Many people really worked together to smooth things out. Most patients, as a matter of course, helped each other. Many voluntarily cleaned, organized, helped staff, and communicated with staff on behalf of the residents.
Many officers worked consistently to provide patients access to the services and supplies they needed to recover and stay healthy.
National Guard members, about 20 women and men in full camouflage, worked three days assembling brand-new electric inclining hospital beds with six-inch mattresses and replacing the cots for all the patients.
The VxL Enterprises medical team steadfastly provided quality professional medical care, despite the turmoil.
Food and hygiene items did eventually arrive from the prison canteen.

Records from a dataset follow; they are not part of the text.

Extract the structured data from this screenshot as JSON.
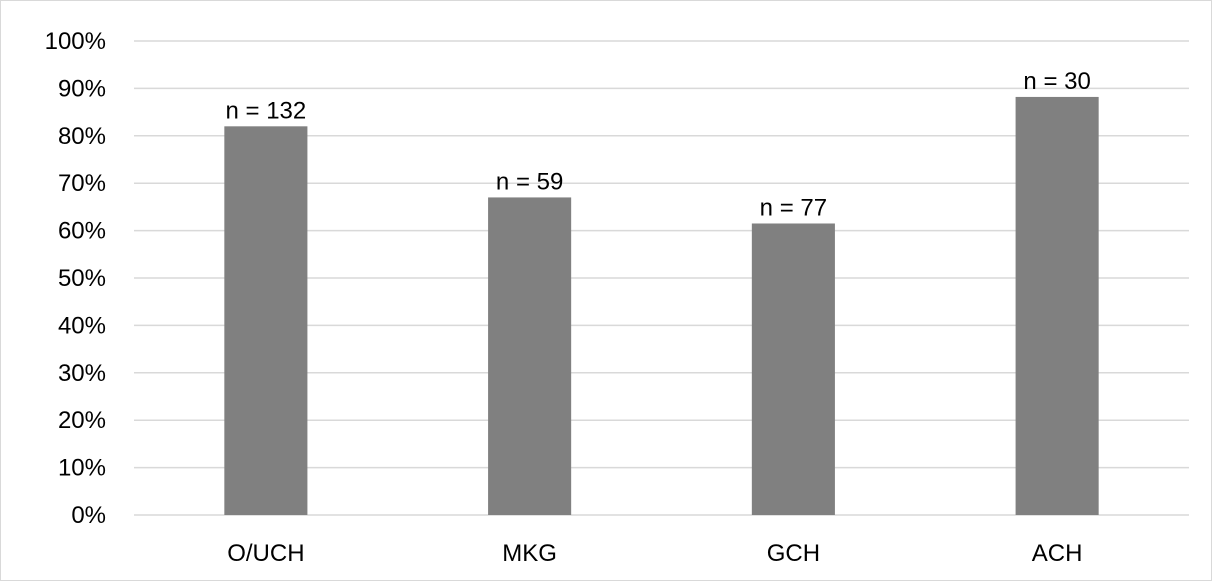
{
  "chart_data": {
    "type": "bar",
    "categories": [
      "O/UCH",
      "MKG",
      "GCH",
      "ACH"
    ],
    "values": [
      82,
      67,
      61.5,
      88.2
    ],
    "data_labels": [
      "n = 132",
      "n = 59",
      "n = 77",
      "n = 30"
    ],
    "title": "",
    "xlabel": "",
    "ylabel": "",
    "ylim": [
      0,
      100
    ],
    "y_ticks": [
      "0%",
      "10%",
      "20%",
      "30%",
      "40%",
      "50%",
      "60%",
      "70%",
      "80%",
      "90%",
      "100%"
    ],
    "grid": true,
    "legend": "none",
    "colors": {
      "bar": "#808080",
      "grid": "#d9d9d9",
      "text": "#000000",
      "border": "#d9d9d9"
    }
  }
}
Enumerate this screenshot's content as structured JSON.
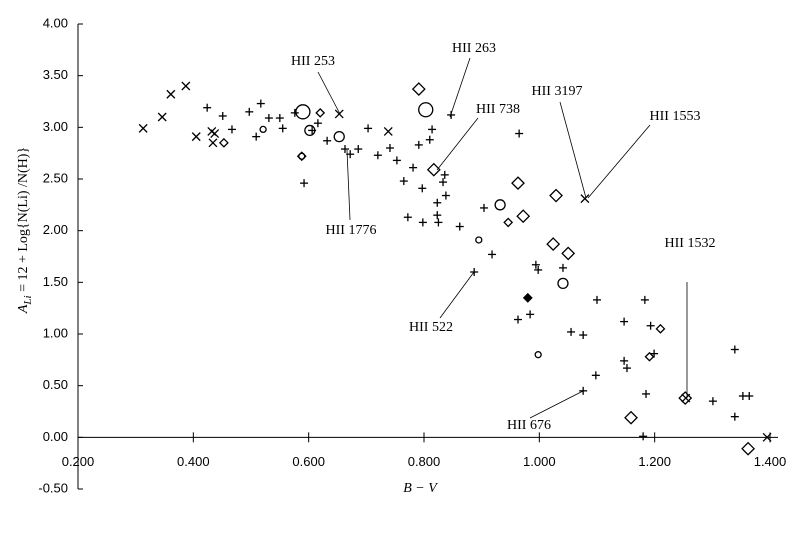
{
  "chart_data": {
    "type": "scatter",
    "xlabel": "B − V",
    "ylabel": "A",
    "ylabel_sub": "Li",
    "ylabel_rest": " = 12 + Log{N(Li) /N(H)}",
    "xlim": [
      0.2,
      1.4
    ],
    "ylim": [
      -0.5,
      4.0
    ],
    "xticks": [
      {
        "value": 0.2,
        "label": "0.200"
      },
      {
        "value": 0.4,
        "label": "0.400"
      },
      {
        "value": 0.6,
        "label": "0.600"
      },
      {
        "value": 0.8,
        "label": "0.800"
      },
      {
        "value": 1.0,
        "label": "1.000"
      },
      {
        "value": 1.2,
        "label": "1.200"
      },
      {
        "value": 1.4,
        "label": "1.400"
      }
    ],
    "yticks": [
      {
        "value": -0.5,
        "label": "-0.50"
      },
      {
        "value": 0.0,
        "label": "0.00"
      },
      {
        "value": 0.5,
        "label": "0.50"
      },
      {
        "value": 1.0,
        "label": "1.00"
      },
      {
        "value": 1.5,
        "label": "1.50"
      },
      {
        "value": 2.0,
        "label": "2.00"
      },
      {
        "value": 2.5,
        "label": "2.50"
      },
      {
        "value": 3.0,
        "label": "3.00"
      },
      {
        "value": 3.5,
        "label": "3.50"
      },
      {
        "value": 4.0,
        "label": "4.00"
      }
    ],
    "color": "#000000",
    "series": [
      {
        "marker": "cross",
        "size": 4,
        "x": [
          0.313,
          0.346,
          0.361,
          0.387,
          0.405,
          0.432,
          0.437,
          0.434,
          0.653,
          0.738,
          1.079,
          1.254,
          1.395
        ],
        "values": [
          2.99,
          3.1,
          3.32,
          3.4,
          2.91,
          2.96,
          2.94,
          2.85,
          3.13,
          2.96,
          2.31,
          0.38,
          0.0
        ]
      },
      {
        "marker": "plus",
        "size": 4,
        "x": [
          0.424,
          0.451,
          0.467,
          0.497,
          0.509,
          0.517,
          0.531,
          0.55,
          0.555,
          0.576,
          0.592,
          0.606,
          0.616,
          0.632,
          0.663,
          0.672,
          0.686,
          0.703,
          0.72,
          0.741,
          0.753,
          0.765,
          0.772,
          0.781,
          0.791,
          0.797,
          0.798,
          0.81,
          0.814,
          0.823,
          0.823,
          0.825,
          0.833,
          0.836,
          0.838,
          0.847,
          0.862,
          0.887,
          0.904,
          0.918,
          0.963,
          0.984,
          0.965,
          0.994,
          0.998,
          1.041,
          1.055,
          1.076,
          1.098,
          1.1,
          1.076,
          1.147,
          1.147,
          1.152,
          1.183,
          1.185,
          1.193,
          1.199,
          1.18,
          1.301,
          1.339,
          1.339,
          1.353,
          1.364
        ],
        "values": [
          3.19,
          3.11,
          2.98,
          3.15,
          2.91,
          3.23,
          3.09,
          3.09,
          2.99,
          3.14,
          2.46,
          2.97,
          3.04,
          2.87,
          2.79,
          2.74,
          2.79,
          2.99,
          2.73,
          2.8,
          2.68,
          2.48,
          2.13,
          2.61,
          2.83,
          2.41,
          2.08,
          2.88,
          2.98,
          2.27,
          2.15,
          2.08,
          2.47,
          2.54,
          2.34,
          3.12,
          2.04,
          1.6,
          2.22,
          1.77,
          1.14,
          1.19,
          2.94,
          1.67,
          1.62,
          1.64,
          1.02,
          0.45,
          0.6,
          1.33,
          0.99,
          1.12,
          0.74,
          0.67,
          1.33,
          0.42,
          1.08,
          0.81,
          0.01,
          0.35,
          0.85,
          0.2,
          0.4,
          0.4
        ]
      },
      {
        "marker": "diamond",
        "size": 4,
        "x": [
          0.453,
          0.588,
          0.62,
          0.946,
          1.191,
          1.21
        ],
        "values": [
          2.85,
          2.72,
          3.14,
          2.08,
          0.78,
          1.05
        ]
      },
      {
        "marker": "diamond",
        "size": 6,
        "x": [
          0.791,
          0.817,
          0.963,
          0.972,
          1.029,
          1.024,
          1.05,
          1.159,
          1.253,
          1.362
        ],
        "values": [
          3.37,
          2.59,
          2.46,
          2.14,
          2.34,
          1.87,
          1.78,
          0.19,
          0.38,
          -0.11
        ]
      },
      {
        "marker": "circle",
        "size": 3,
        "x": [
          0.895,
          0.998,
          0.521,
          0.588
        ],
        "values": [
          1.91,
          0.8,
          2.98,
          2.72
        ]
      },
      {
        "marker": "circle",
        "size": 5,
        "x": [
          0.653,
          0.932,
          1.041,
          0.602
        ],
        "values": [
          2.91,
          2.25,
          1.49,
          2.97
        ]
      },
      {
        "marker": "circle",
        "size": 7,
        "x": [
          0.59,
          0.803
        ],
        "values": [
          3.15,
          3.17
        ]
      },
      {
        "marker": "filled-diamond",
        "size": 4,
        "x": [
          0.98
        ],
        "values": [
          1.35
        ]
      }
    ],
    "annotations": [
      "HII 253",
      "HII 263",
      "HII 738",
      "HII 3197",
      "HII 1553",
      "HII 1776",
      "HII 1532",
      "HII 522",
      "HII 676"
    ]
  }
}
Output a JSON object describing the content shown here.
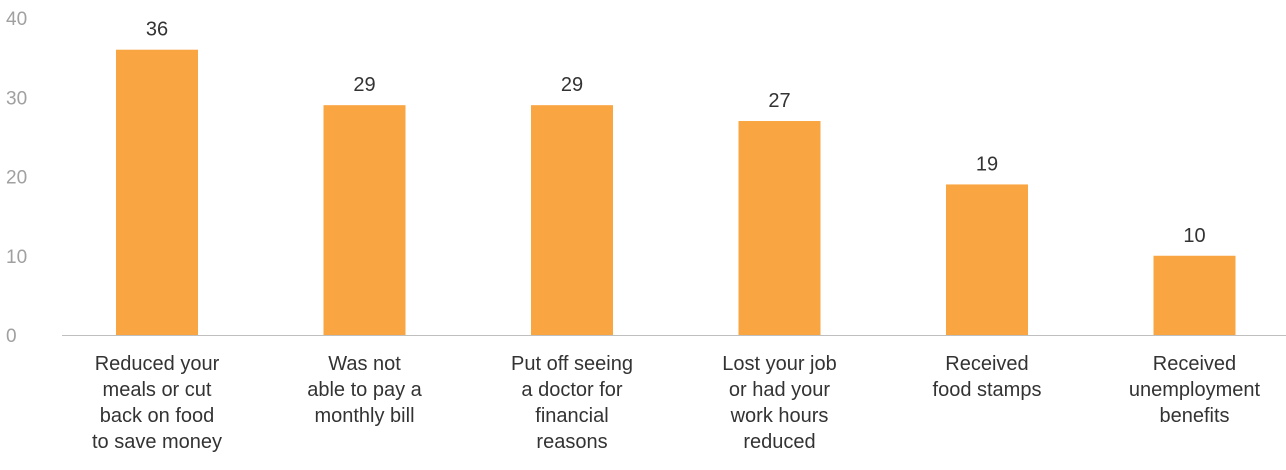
{
  "chart_data": {
    "type": "bar",
    "categories": [
      "Reduced your meals or cut back on food to save money",
      "Was not able to pay a monthly bill",
      "Put off seeing a doctor for financial reasons",
      "Lost your job or had your work hours reduced",
      "Received food stamps",
      "Received unemployment benefits"
    ],
    "category_lines": [
      [
        "Reduced your",
        "meals or cut",
        "back on food",
        "to save money"
      ],
      [
        "Was not",
        "able to pay a",
        "monthly bill"
      ],
      [
        "Put off seeing",
        "a doctor for",
        "financial",
        "reasons"
      ],
      [
        "Lost your job",
        "or had your",
        "work hours",
        "reduced"
      ],
      [
        "Received",
        "food stamps"
      ],
      [
        "Received",
        "unemployment",
        "benefits"
      ]
    ],
    "values": [
      36,
      29,
      29,
      27,
      19,
      10
    ],
    "data_labels": [
      "36",
      "29",
      "29",
      "27",
      "19",
      "10"
    ],
    "ylim": [
      0,
      40
    ],
    "yticks": [
      "0",
      "10",
      "20",
      "30",
      "40"
    ],
    "grid": false,
    "title": "",
    "xlabel": "",
    "ylabel": "",
    "colors": {
      "bar": "#F9A541",
      "axis": "#bfbfbf",
      "tick_text": "#a0a0a0",
      "label_text": "#333333"
    }
  }
}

Telephones were installed. A second trailer with restrooms and two trailers with showers that usually had hot water were set up outside. Clean clothing, soap, and toilet paper were distributed. An SQ librarian brought boxes of books and magazines for the patients to read. There were also microwave ovens and large-screen TVs, which are not available in West Block.
Then, as the spike of The Q’s coronavirus outbreak receded, the emergency housing facility emptied almost as quickly as it had filled up.
After peaking at around 200 patients in the second half of July, the population decreased from around 100 in the beginning of August to 20 mid-month, then 12 at the end of the month.
That roughly followed the receding spike in active cases in San Quentin, peaking around 1,400 in early July, falling to around 200 early in August, then around 50 mid-month, according to CDCR data.
“I sure do miss being down there in PIA,” said “D,” getting a breath of fresh air outside West Block. He said he was surprised at how good it felt to be in the open medical dorm, getting care with dignity.
“Readjusting to the cell was rough,” he said. “This up here sucks.”